Along comes K’s night of sleep in the dream lab. She tends to some residue from her previous day (including the card game) and perhaps to some content from her ideational train. K may also attend in some of her dreams to sub-focal conflicts—such as her relationship with people outside of the card game. Then comes a dream late at night that enables (or even requires) that K attend not just the manifest content and sub-focal conflicts, but to those issues and those profound concerns and fears that are most closely associated with her focal conflict. Ideational contend and emotions related to her self-schemata and her focal conflict disembark from the ideational train> K has to deal with them and does so – with only limited success—in her Pelican Dream.

Conclusions

French and Fromm (1964, p. 85) recommend that three steps be taken in the “reconstruction of the dream.” We have taken these three steps in reconstructing Katherine’s Pelican nightmare. First, we are to find the problem that resides at the heart of the dreamer’s life. This is the focal conflict. Unlike French and Fromm, we do not have access to any therapeutic-derived data from Katherine. However, we do know something of her life (both past and present), based on informal interaction with her prior and after her participation in the dream lab.

Furthermore, we reversed the usual order presented by French and Fromm. Rather than beginning with outside information regarding Katherine, we started with the dream itself and speculated “outward” to hypothesize about her focal conflict. We began with her Pelican beak, the cards in her lap, her wheeling off the bridge and other content in the dream. We then attempted to link it back to her daily life (especially her obsession with the game of Bridge and her concern about personal appearance) and to her earlier history (broken nose). The conclusion we reached regarding Katherine’s focal conflict concerned two related issues: her personal relationships and her ultimate fear of death.

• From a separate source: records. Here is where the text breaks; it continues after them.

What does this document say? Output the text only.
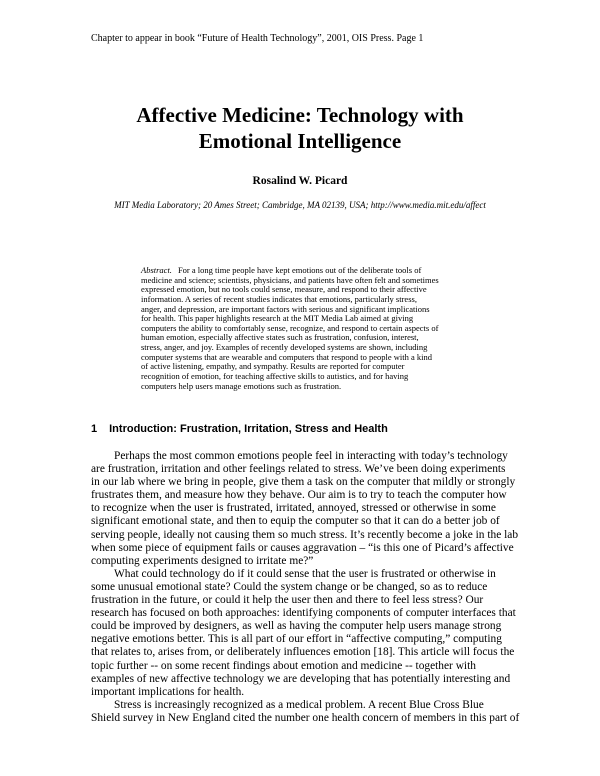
Chapter to appear in book “Future of Health Technology”, 2001, OIS Press. Page 1
Affective Medicine: Technology with
Emotional Intelligence
Rosalind W. Picard
MIT Media Laboratory; 20 Ames Street; Cambridge, MA 02139, USA; http://www.media.mit.edu/affect
Abstract. For a long time people have kept emotions out of the deliberate tools of
medicine and science; scientists, physicians, and patients have often felt and sometimes
expressed emotion, but no tools could sense, measure, and respond to their affective
information. A series of recent studies indicates that emotions, particularly stress,
anger, and depression, are important factors with serious and significant implications
for health. This paper highlights research at the MIT Media Lab aimed at giving
computers the ability to comfortably sense, recognize, and respond to certain aspects of
human emotion, especially affective states such as frustration, confusion, interest,
stress, anger, and joy. Examples of recently developed systems are shown, including
computer systems that are wearable and computers that respond to people with a kind
of active listening, empathy, and sympathy. Results are reported for computer
recognition of emotion, for teaching affective skills to autistics, and for having
computers help users manage emotions such as frustration.
1 Introduction: Frustration, Irritation, Stress and Health
Perhaps the most common emotions people feel in interacting with today’s technology
are frustration, irritation and other feelings related to stress. We’ve been doing experiments
in our lab where we bring in people, give them a task on the computer that mildly or strongly
frustrates them, and measure how they behave. Our aim is to try to teach the computer how
to recognize when the user is frustrated, irritated, annoyed, stressed or otherwise in some
significant emotional state, and then to equip the computer so that it can do a better job of
serving people, ideally not causing them so much stress. It’s recently become a joke in the lab
when some piece of equipment fails or causes aggravation – “is this one of Picard’s affective
computing experiments designed to irritate me?”
What could technology do if it could sense that the user is frustrated or otherwise in
some unusual emotional state? Could the system change or be changed, so as to reduce
frustration in the future, or could it help the user then and there to feel less stress? Our
research has focused on both approaches: identifying components of computer interfaces that
could be improved by designers, as well as having the computer help users manage strong
negative emotions better. This is all part of our effort in “affective computing,” computing
that relates to, arises from, or deliberately influences emotion [18]. This article will focus the
topic further -- on some recent findings about emotion and medicine -- together with
examples of new affective technology we are developing that has potentially interesting and
important implications for health.
Stress is increasingly recognized as a medical problem. A recent Blue Cross Blue
Shield survey in New England cited the number one health concern of members in this part of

The second step proposed by French and Fromm concerns identification of “the derivative problems that lead, by intelligibly motivated substitutions (or delays), to various parts of the manifest dream” (French and Fromm, 1964, p. 95). We have proposed that Katherine’s nightmare engages many daytime residues and manifest dream elements in pointing toward both the sub-focal and focal conflicts that challenge her in her walking life. The game of Bridge relates to an actual event that occurred during the previous day in Katherine’s life. Her nightmare has creatively bridged the gap between the real world and the world of Katherine’s unconscious life (even her peremptory ideations).